Diners | Domino Review
by Griff Stevens
In the ever-fluid indie rock world, where nostalgia coexists with innovation, Diners’ sixth album, Domino, occupies a compelling crossroads. Released under the Bar None Records label and produced by Mo Troper, the album offers a confluence of influences—ranging from mid-century rock ‘n’ roll to millennial indie pop—that cohere into something fresh and reminiscent. What distinguishes Domino from Diners’ earlier works is its audacious tilt towards a more edgy rock sound, departing from their typically mellow bedroom pop vibes. While their last album, Four Wheels and the Truth, offered mere hints of this stylistic evolution, Domino marks a full-fledged embrace of this new sonic realm.
The album was recorded at the Trash Treasury recording studio in Portland, OR, and then given the professional touch of mixing and mastering by Jack Shirley at Atomic Garden in Oakland, CA. The artwork by Nicolette Dolan adds another layer of indie credibility to the release. With Blue Broderick taking on the lead vocals and handling a variety of instruments, and Mo Troper and Brenden Ramirez filling out the soundscape, the musicianship is as versatile as it is refined.

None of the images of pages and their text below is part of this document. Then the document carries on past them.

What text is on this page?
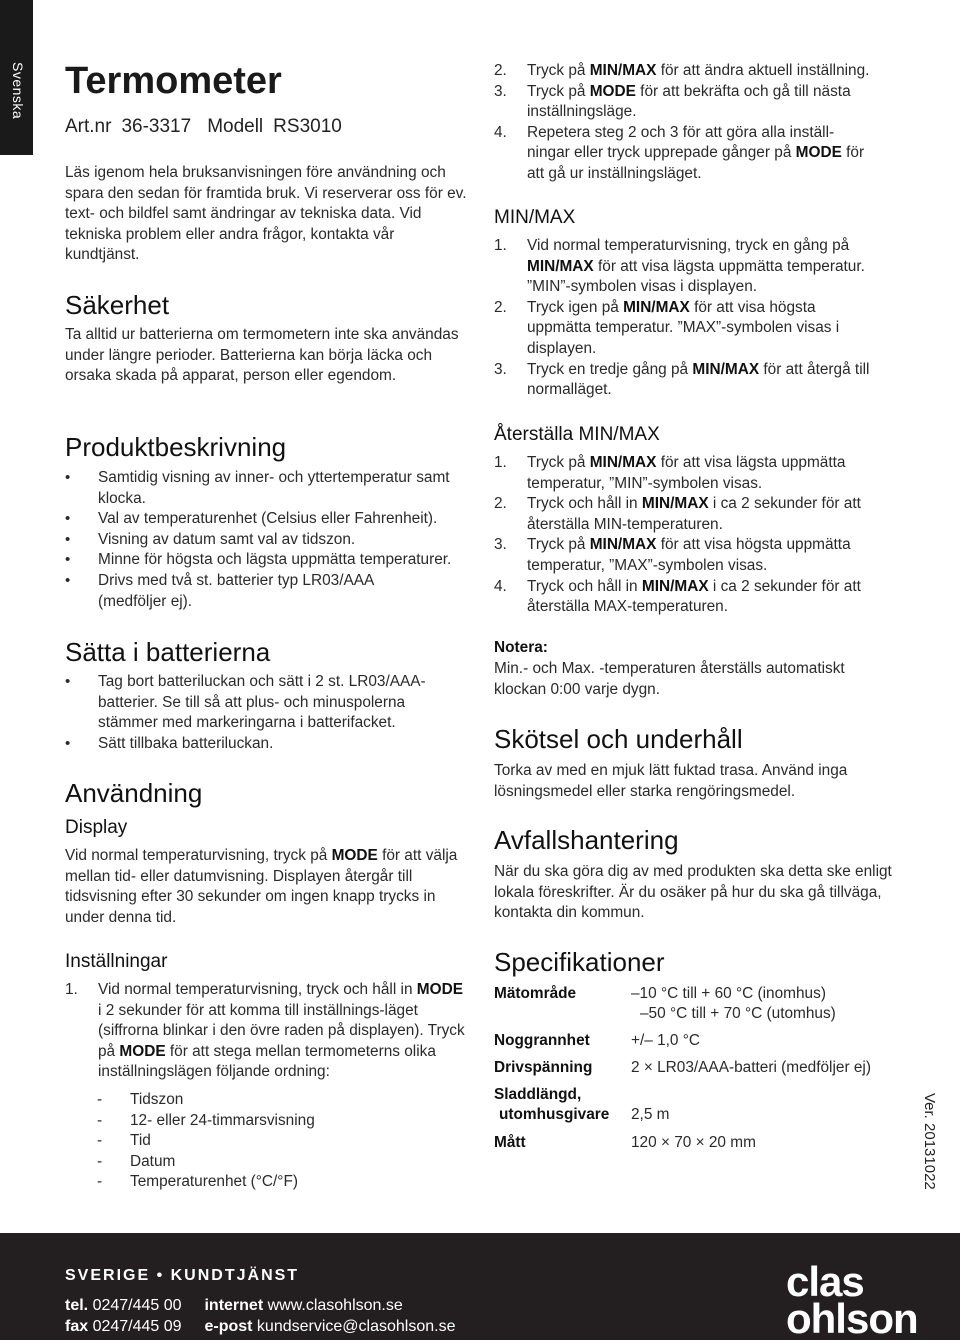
Svenska Termometer
Art.nr 36-3317 Modell RS3010

Läs igenom hela bruksanvisningen före användning och spara den sedan för framtida bruk. Vi reserverar oss för ev. text- och bildfel samt ändringar av tekniska data. Vid tekniska problem eller andra frågor, kontakta vår kundtjänst.

Säkerhet

Ta alltid ur batterierna om termometern inte ska användas under längre perioder. Batterierna kan börja läcka och orsaka skada på apparat, person eller egendom.

Produktbeskrivning
• Samtidig visning av inner- och yttertemperatur samt klocka.
• Val av temperaturenhet (Celsius eller Fahrenheit).
• Visning av datum samt val av tidszon.
• Minne för högsta och lägsta uppmätta temperaturer.
• Drivs med två st. batterier typ LR03/AAA (medföljer ej).
Sätta i batterierna
• Tag bort batteriluckan och sätt i 2 st. LR03/AAA-batterier. Se till så att plus- och minuspolerna stämmer med markeringarna i batterifacket.
• Sätt tillbaka batteriluckan.
Användning
Display

Vid normal temperaturvisning, tryck på MODE för att välja mellan tid- eller datumvisning. Displayen återgår till tidsvisning efter 30 sekunder om ingen knapp trycks in under denna tid.

Inställningar
1. Vid normal temperaturvisning, tryck och håll in MODE i 2 sekunder för att komma till inställnings-läget (siffrorna blinkar i den övre raden på displayen). Tryck på MODE för att stega mellan termometerns olika inställningslägen följande ordning:
- Tidszon
- 12- eller 24-timmarsvisning
- Tid
- Datum
- Temperaturenhet (°C/°F)
2. Tryck på MIN/MAX för att ändra aktuell inställning.
3. Tryck på MODE för att bekräfta och gå till nästa inställningsläge.
4. Repetera steg 2 och 3 för att göra alla inställ-ningar eller tryck upprepade gånger på MODE för att gå ur inställningsläget.
MIN/MAX
1. Vid normal temperaturvisning, tryck en gång på MIN/MAX för att visa lägsta uppmätta temperatur. ”MIN”-symbolen visas i displayen.
2. Tryck igen på MIN/MAX för att visa högsta uppmätta temperatur. ”MAX”-symbolen visas i displayen.
3. Tryck en tredje gång på MIN/MAX för att återgå till normalläget.
Återställa MIN/MAX
1. Tryck på MIN/MAX för att visa lägsta uppmätta temperatur, ”MIN”-symbolen visas.
2. Tryck och håll in MIN/MAX i ca 2 sekunder för att återställa MIN-temperaturen.
3. Tryck på MIN/MAX för att visa högsta uppmätta temperatur, ”MAX”-symbolen visas.
4. Tryck och håll in MIN/MAX i ca 2 sekunder för att återställa MAX-temperaturen.
Notera:

Min.- och Max. -temperaturen återställs automatiskt klockan 0:00 varje dygn.

Skötsel och underhåll

Torka av med en mjuk lätt fuktad trasa. Använd inga lösningsmedel eller starka rengöringsmedel.

Avfallshantering

När du ska göra dig av med produkten ska detta ske enligt lokala föreskrifter. Är du osäker på hur du ska gå tillväga, kontakta din kommun.

Specifikationer
Mätområde	–10 °C till + 60 °C (inomhus)
–50 °C till + 70 °C (utomhus)
Noggrannhet	+/– 1,0 °C
Drivspänning	2 × LR03/AAA-batteri (medföljer ej)
Sladdlängd,
utomhusgivare 2,5 m
Mått	120 × 70 × 20 mm	Ver. 20131022
SVERIGE • KUNDTJÄNST
tel. 0247/445 00 internet www.clasohlson.se
fax 0247/445 09 e-post kundservice@clasohlson.se
clas
ohlson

Opening with “Working On My Dreams,” the album announces its intentions with a robust, crunchy guitar part that sits nicely in the space between indie-rock and power pop. The track’s architecture reveals a commitment to sharp songwriting, defined by an interesting vocal counterpoint in the chorus and a bridge that refreshes the overall structure. Most notably, Troper’s subtle touch on the distortion knob enriches the track’s textures, giving it a sonic heft that evolves as the song progresses.

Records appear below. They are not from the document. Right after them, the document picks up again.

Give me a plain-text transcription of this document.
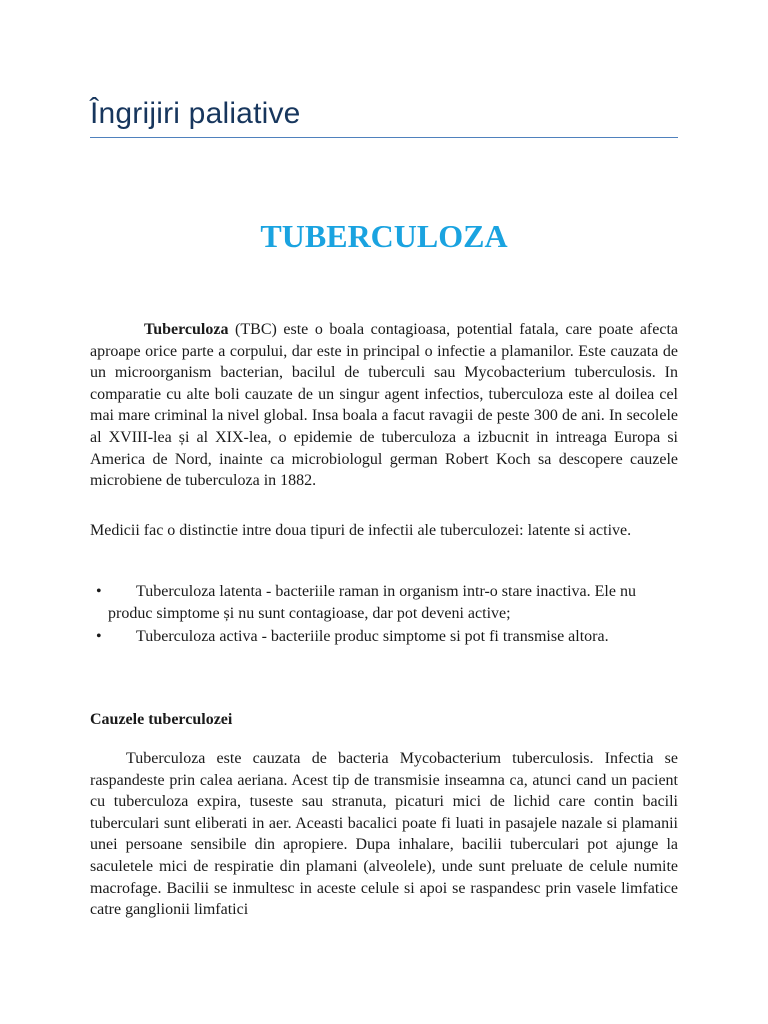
Îngrijiri paliative
TUBERCULOZA

Tuberculoza (TBC) este o boala contagioasa, potential fatala, care poate afecta aproape orice parte a corpului, dar este in principal o infectie a plamanilor. Este cauzata de un microorganism bacterian, bacilul de tuberculi sau Mycobacterium tuberculosis. In comparatie cu alte boli cauzate de un singur agent infectios, tuberculoza este al doilea cel mai mare criminal la nivel global. Insa boala a facut ravagii de peste 300 de ani. In secolele al XVIII-lea și al XIX-lea, o epidemie de tuberculoza a izbucnit in intreaga Europa si America de Nord, inainte ca microbiologul german Robert Koch sa descopere cauzele microbiene de tuberculoza in 1882.

Medicii fac o distinctie intre doua tipuri de infectii ale tuberculozei: latente si active.

• Tuberculoza latenta - bacteriile raman in organism intr-o stare inactiva. Ele nu produc simptome și nu sunt contagioase, dar pot deveni active;
• Tuberculoza activa - bacteriile produc simptome si pot fi transmise altora.
Cauzele tuberculozei

Tuberculoza este cauzata de bacteria Mycobacterium tuberculosis. Infectia se raspandeste prin calea aeriana. Acest tip de transmisie inseamna ca, atunci cand un pacient cu tuberculoza expira, tuseste sau stranuta, picaturi mici de lichid care contin bacili tuberculari sunt eliberati in aer. Aceasti bacalici poate fi luati in pasajele nazale si plamanii unei persoane sensibile din apropiere. Dupa inhalare, bacilii tuberculari pot ajunge la saculetele mici de respiratie din plamani (alveolele), unde sunt preluate de celule numite macrofage. Bacilii se inmultesc in aceste celule si apoi se raspandesc prin vasele limfatice catre ganglionii limfatici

The title track, “Domino,” is an ode to classic Beatles influences, captured impeccably through vocal harmonies and semi-hollow body guitar sounds. The layered vocal harmonies offer a nostalgic touch without surrendering to mere imitation, and the clarity in production ensures that each layer shines through.

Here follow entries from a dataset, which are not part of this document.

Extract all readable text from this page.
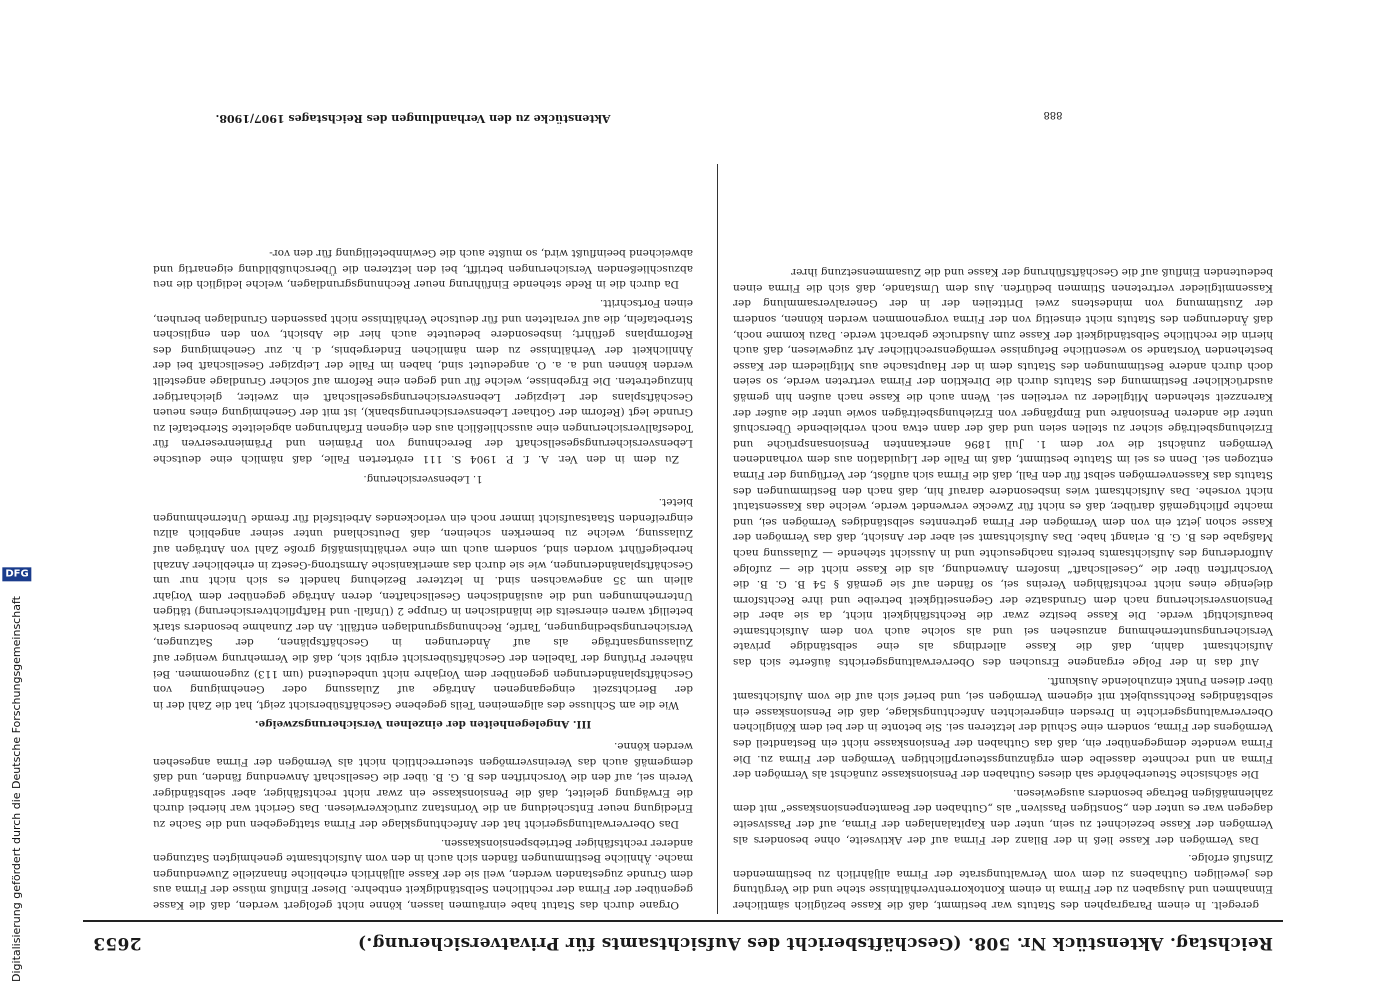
Digitalisierung gefördert durch die Deutsche Forschungsgemeinschaft DFG
Reichstag. Aktenstück Nr. 508. (Geschäftsbericht des Aufsichtsamts für Privatversicherung.)
2653

geregelt. In einem Paragraphen des Statuts war bestimmt, daß die Kasse bezüglich sämtlicher Einnahmen und Ausgaben zu der Firma in einem Kontokorrentverhältnisse stehe und die Vergütung des jeweiligen Guthabens zu dem vom Verwaltungsrate der Firma alljährlich zu bestimmenden Zinsfuß erfolge.

Das Vermögen der Kasse ließ in der Bilanz der Firma auf der Aktivseite, ohne besonders als Vermögen der Kasse bezeichnet zu sein, unter den Kapitalanlagen der Firma, auf der Passivseite dagegen war es unter den „Sonstigen Passiven“ als „Guthaben der Beamtenpensionskasse“ mit dem zahlenmäßigen Betrage besonders ausgewiesen.

Die sächsische Steuerbehörde sah dieses Guthaben der Pensionskasse zunächst als Vermögen der Firma an und rechnete dasselbe dem ergänzungssteuerpflichtigen Vermögen der Firma zu. Die Firma wendete demgegenüber ein, daß das Guthaben der Pensionskasse nicht ein Bestandteil des Vermögens der Firma, sondern eine Schuld der letzteren sei. Sie betonte in der bei dem Königlichen Oberverwaltungsgerichte in Dresden eingereichten Anfechtungsklage, daß die Pensionskasse ein selbständiges Rechtssubjekt mit eigenem Vermögen sei, und berief sich auf die vom Aufsichtsamt über diesen Punkt einzuholende Auskunft.

Auf das in der Folge ergangene Ersuchen des Oberverwaltungsgerichts äußerte sich das Aufsichtsamt dahin, daß die Kasse allerdings als eine selbständige private Versicherungsunternehmung anzusehen sei und als solche auch von dem Aufsichtsamte beaufsichtigt werde. Die Kasse besitze zwar die Rechtsfähigkeit nicht, da sie aber die Pensionsversicherung nach dem Grundsatze der Gegenseitigkeit betreibe und ihre Rechtsform diejenige eines nicht rechtsfähigen Vereins sei, so fänden auf sie gemäß § 54 B. G. B. die Vorschriften über die „Gesellschaft“ insofern Anwendung, als die Kasse nicht die — zufolge Aufforderung des Aufsichtsamts bereits nachgesuchte und in Aussicht stehende — Zulassung nach Maßgabe des B. G. B. erlangt habe. Das Aufsichtsamt sei aber der Ansicht, daß das Vermögen der Kasse schon jetzt ein von dem Vermögen der Firma getrenntes selbständiges Vermögen sei, und machte pflichtgemäß darüber, daß es nicht für Zwecke verwendet werde, welche das Kassenstatut nicht vorsehe. Das Aufsichtsamt wies insbesondere darauf hin, daß nach den Bestimmungen des Statuts das Kassenvermögen selbst für den Fall, daß die Firma sich auflöst, der Verfügung der Firma entzogen sei. Denn es sei im Statute bestimmt, daß im Falle der Liquidation aus dem vorhandenen Vermögen zunächst die vor dem 1. Juli 1896 anerkannten Pensionsansprüche und Erziehungsbeiträge sicher zu stellen seien und daß der dann etwa noch verbleibende Überschuß unter die anderen Pensionäre und Empfänger von Erziehungsbeiträgen sowie unter die außer der Karenzzeit stehenden Mitglieder zu verteilen sei. Wenn auch die Kasse nach außen hin gemäß ausdrücklicher Bestimmung des Statuts durch die Direktion der Firma vertreten werde, so seien doch durch andere Bestimmungen des Statuts dem in der Hauptsache aus Mitgliedern der Kasse bestehenden Vorstande so wesentliche Befugnisse vermögensrechtlicher Art zugewiesen, daß auch hierin die rechtliche Selbständigkeit der Kasse zum Ausdrucke gebracht werde. Dazu komme noch, daß Änderungen des Statuts nicht einseitig von der Firma vorgenommen werden können, sondern der Zustimmung von mindestens zwei Dritteilen der in der Generalversammlung der Kassenmitglieder vertretenen Stimmen bedürfen. Aus dem Umstande, daß sich die Firma einen bedeutenden Einfluß auf die Geschäftsführung der Kasse und die Zusammensetzung ihrer

Organe durch das Statut habe einräumen lassen, könne nicht gefolgert werden, daß die Kasse gegenüber der Firma der rechtlichen Selbständigkeit entbehre. Dieser Einfluß müsse der Firma aus dem Grunde zugestanden werden, weil sie der Kasse alljährlich erhebliche finanzielle Zuwendungen mache. Ähnliche Bestimmungen fänden sich auch in den vom Aufsichtsamte genehmigten Satzungen anderer rechtsfähiger Betriebspensionskassen.

Das Oberverwaltungsgericht hat der Anfechtungsklage der Firma stattgegeben und die Sache zu Erledigung neuer Entscheidung an die Vorinstanz zurückverwiesen. Das Gericht war hierbei durch die Erwägung geleitet, daß die Pensionskasse ein zwar nicht rechtsfähiger, aber selbständiger Verein sei, auf den die Vorschriften des B. G. B. über die Gesellschaft Anwendung fänden, und daß demgemäß auch das Vereinsvermögen steuerrechtlich nicht als Vermögen der Firma angesehen werden könne.

III. Angelegenheiten der einzelnen Versicherungszweige.

Wie die am Schlusse des allgemeinen Teils gegebene Geschäftsübersicht zeigt, hat die Zahl der in der Berichtszeit eingegangenen Anträge auf Zulassung oder Genehmigung von Geschäftsplanänderungen gegenüber dem Vorjahre nicht unbedeutend (um 113) zugenommen. Bei näherer Prüfung der Tabellen der Geschäftsübersicht ergibt sich, daß die Vermehrung weniger auf Zulassungsanträge als auf Änderungen in Geschäftsplänen, der Satzungen, Versicherungsbedingungen, Tarife, Rechnungsgrundlagen entfällt. An der Zunahme besonders stark beteiligt waren einerseits die inländischen in Gruppe 2 (Unfall- und Haftpflichtversicherung) tätigen Unternehmungen und die ausländischen Gesellschaften, deren Anträge gegenüber dem Vorjahr allein um 35 angewachsen sind. In letzterer Beziehung handelt es sich nicht nur um Geschäftsplanänderungen, wie sie durch das amerikanische Armstrong-Gesetz in erheblicher Anzahl herbeigeführt worden sind, sondern auch um eine verhältnismäßig große Zahl von Anträgen auf Zulassung, welche zu bemerken scheinen, daß Deutschland unter seiner angeblich allzu eingreifenden Staatsaufsicht immer noch ein verlockendes Arbeitsfeld für fremde Unternehmungen bietet.

1. Lebensversicherung.

Zu dem in den Ver. A. f. P. 1904 S. 111 erörterten Falle, daß nämlich eine deutsche Lebensversicherungsgesellschaft der Berechnung von Prämien und Prämienreserven für Todesfallversicherungen eine ausschließlich aus den eigenen Erfahrungen abgeleitete Sterbetafel zu Grunde legt (Reform der Gothaer Lebensversicherungsbank), ist mit der Genehmigung eines neuen Geschäftsplans der Leipziger Lebensversicherungsgesellschaft ein zweiter, gleichartiger hinzugetreten. Die Ergebnisse, welche für und gegen eine Reform auf solcher Grundlage angestellt werden können und a. a. O. angedeutet sind, haben im Falle der Leipziger Gesellschaft bei der Ähnlichkeit der Verhältnisse zu dem nämlichen Endergebnis, d. h. zur Genehmigung des Reformplans geführt; insbesondere bedeutete auch hier die Absicht, von den englischen Sterbetafeln, die auf veralteten und für deutsche Verhältnisse nicht passenden Grundlagen beruhen, einen Fortschritt.

Da durch die in Rede stehende Einführung neuer Rechnungsgrundlagen, welche lediglich die neu abzuschließenden Versicherungen betrifft, bei den letzteren die Überschußbildung eigenartig und abweichend beeinflußt wird, so mußte auch die Gewinnbeteiligung für den vor-

Aktenstücke zu den Verhandlungen des Reichstages 1907/1908.	888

“So What” and “Someday I’ll Go Surfing” are effervescent songs that draw from the ’60s rock lexicon while incorporating contemporary nuances. Notably, “So What” employs a leaping, serpentine melody set over a galloping snare pattern that keeps listeners hooked. “The Power,” the album’s lead single, mixes in Southern rock elements that diversify the tonal palette of the album. Although compacted into less than three minutes, the song’s progression feels like a journey.
“Painted Pictures” and “I Don’t Think About You The Way I Used To” follow suit, marrying the past with the present through dynamic shifts, carefully crafted solos, and rich vocal textures. “From My Pillow” switches gears with Broderick exploring her mid to upper vocal register, imbuing the track with a different timbral quality.
The album concludes with “Your Eyes Look Like Christmas” and “Wisdom,” the former being a poignant, piano-driven ballad that cuts to the emotional core, and the latter a country-rock-inspired finale that feels like a satisfying end to a well-crafted musical journey.
Domino pays homage to vintage and modern influences while focusing on elements that make indie pop/rock so enduring—strong melodies, intricate vocal harmonies, and concise songwriting. It represents a pinnacle in Diners’ evolving sound, fully realizing what had been hinted at in their previous works. Above all, it confirms that the best musical eras are not behind us but are continuously reimagined and brought to life by artists who dare to push boundaries while respecting tradition.